Wednesday, October 3, 2012

Customer Service at its Best

Via Monica:

Night before last, I left my smart phone, a 4.5" black Motorola Droid Razr (in a hot pink Otter Box commuter case) on the last car that pulled into the Vienna Station.

I was sitting three rows back from the end of the car. I got off the train, and according to my SmartTrip history, I exited the fare gate at 07:10:49 p.m. I noticed that my phone was not in my bag and re-entered the fare gate at 07:13:17 p.m.

I ran to the platform and was happy to see the train was still there. I checked where I was sitting, which was now the first car, and saw my phone was still on the seat.

I asked the train operator if she would please allow me to get my phone or could she get the phone for me since it was directly behind her. There was no hunting required - it was visible from the window and in the same car as the driver.

She informed the supervisor on the platform what I was asking about and told me that she had a schedule to keep but was taking the train to the depot and would check at West Falls Church. The train operator also told me to check directly with the Supervisor at the end of the platform.

I double checked the placement of the phone as the out-of-service train took off toward West Falls and ran to see the supervisor. He initially refused to make eye contact and eventually waved me away.

I went upstairs and told station manager and an off-duty MTPD officer about what happened. The station manager at Vienna and the off-duty officer were very considerate. They did everything they could to find out where the train went and who would be searching it. I commend their professionalism and their due diligence.

The station manager at Vienna also tried calling my phone to see if someone would answer it. I was told to wait at Vienna for news from West Falls.

The operator and the West Falls station manager both reported that they did not see my phone.

However, my husband stopped at West Falls Church to double check on the phone and the station manager told him that she had no idea what he was talking about.

 The train operator and the supervisor at Vienna failed to provide even the smallest level of customer service. I wonder why the phone would not have been seen by the train operator when she did the walk through of the train after taking the train out of service.

This is not a small smart phone and was very visible on the seat in the hot pink hard case. In the time it took to have the conversation either she or I could have grabbed the phone. For the response to have been "I have a schedule to keep" when the train is out of service and the standard commute schedule swings so widely was unbelievable.

As a regular WMATA customer, the idea that 60 seconds could not be spared was completely defeating. One minute of her time and this would be a note of commendation instead of a comment on extremely poor customer service.
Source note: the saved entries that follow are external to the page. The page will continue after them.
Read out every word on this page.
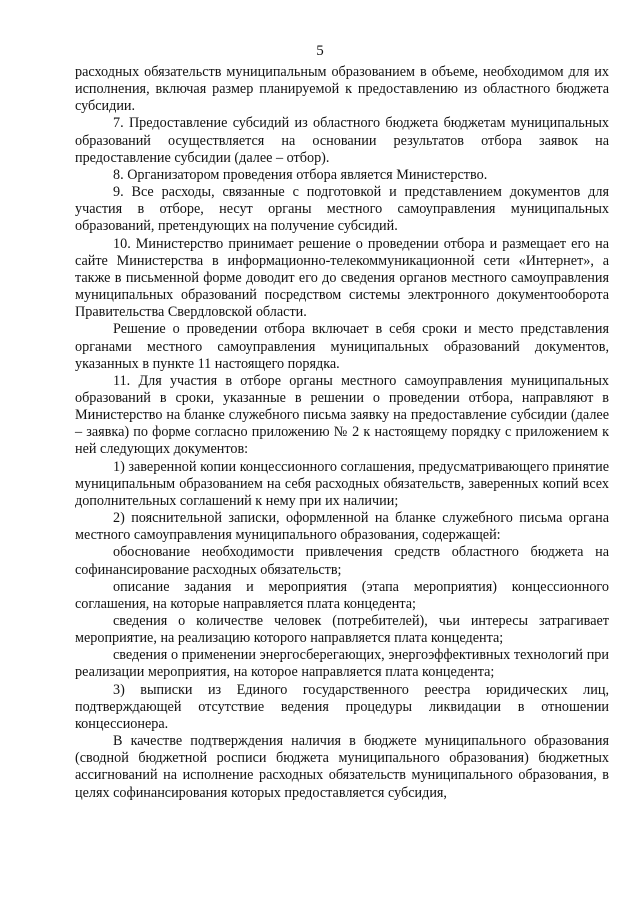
5

расходных обязательств муниципальным образованием в объеме, необходимом для их исполнения, включая размер планируемой к предоставлению из областного бюджета субсидии.

7. Предоставление субсидий из областного бюджета бюджетам муниципальных образований осуществляется на основании результатов отбора заявок на предоставление субсидии (далее – отбор).

8. Организатором проведения отбора является Министерство.

9. Все расходы, связанные с подготовкой и представлением документов для участия в отборе, несут органы местного самоуправления муниципальных образований, претендующих на получение субсидий.

10. Министерство принимает решение о проведении отбора и размещает его на сайте Министерства в информационно-телекоммуникационной сети «Интернет», а также в письменной форме доводит его до сведения органов местного самоуправления муниципальных образований посредством системы электронного документооборота Правительства Свердловской области.

Решение о проведении отбора включает в себя сроки и место представления органами местного самоуправления муниципальных образований документов, указанных в пункте 11 настоящего порядка.

11. Для участия в отборе органы местного самоуправления муниципальных образований в сроки, указанные в решении о проведении отбора, направляют в Министерство на бланке служебного письма заявку на предоставление субсидии (далее – заявка) по форме согласно приложению № 2 к настоящему порядку с приложением к ней следующих документов:

1) заверенной копии концессионного соглашения, предусматривающего принятие муниципальным образованием на себя расходных обязательств, заверенных копий всех дополнительных соглашений к нему при их наличии;

2) пояснительной записки, оформленной на бланке служебного письма органа местного самоуправления муниципального образования, содержащей:

обоснование необходимости привлечения средств областного бюджета на софинансирование расходных обязательств;

описание задания и мероприятия (этапа мероприятия) концессионного соглашения, на которые направляется плата концедента;

сведения о количестве человек (потребителей), чьи интересы затрагивает мероприятие, на реализацию которого направляется плата концедента;

сведения о применении энергосберегающих, энергоэффективных технологий при реализации мероприятия, на которое направляется плата концедента;

3) выписки из Единого государственного реестра юридических лиц, подтверждающей отсутствие ведения процедуры ликвидации в отношении концессионера.

В качестве подтверждения наличия в бюджете муниципального образования (сводной бюджетной росписи бюджета муниципального образования) бюджетных ассигнований на исполнение расходных обязательств муниципального образования, в целях софинансирования которых предоставляется субсидия,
It was awful to realize that I lost the phone, but I was so glad to see that it was still on the stationary train. To watch it ride away, when it could have easily been passed through the window, was awful. To find out that they couldn't locate it was suspicious.

To make matters worse, none of the pay phones at Vienna work, and it is a known problem.

I have routed all calls to my work phone and spent $100 deductible replacing the phone. It will probably be another $75 to get a new otter box and transfer contacts/ photos/etc. Many of which will not make the transfer because they were stored in the old SIM card.

Having my old phone back would be fantastic. Since the 4.5" hot pink phone would be hard to miss, and that the train made no stops between Vienna and West Falls, I'm hopeful that someone in WMATA will find my phone and contact me.

Last time something like this happened was December 2006 when the WMATA bus driver used my phone for a week and then offered to let me buy it back from them. I 'm hoping to never repeat that experience. 

Monica later wrote that she had been contacted by Metro customer service, which offered an apology and said they would look into the situation.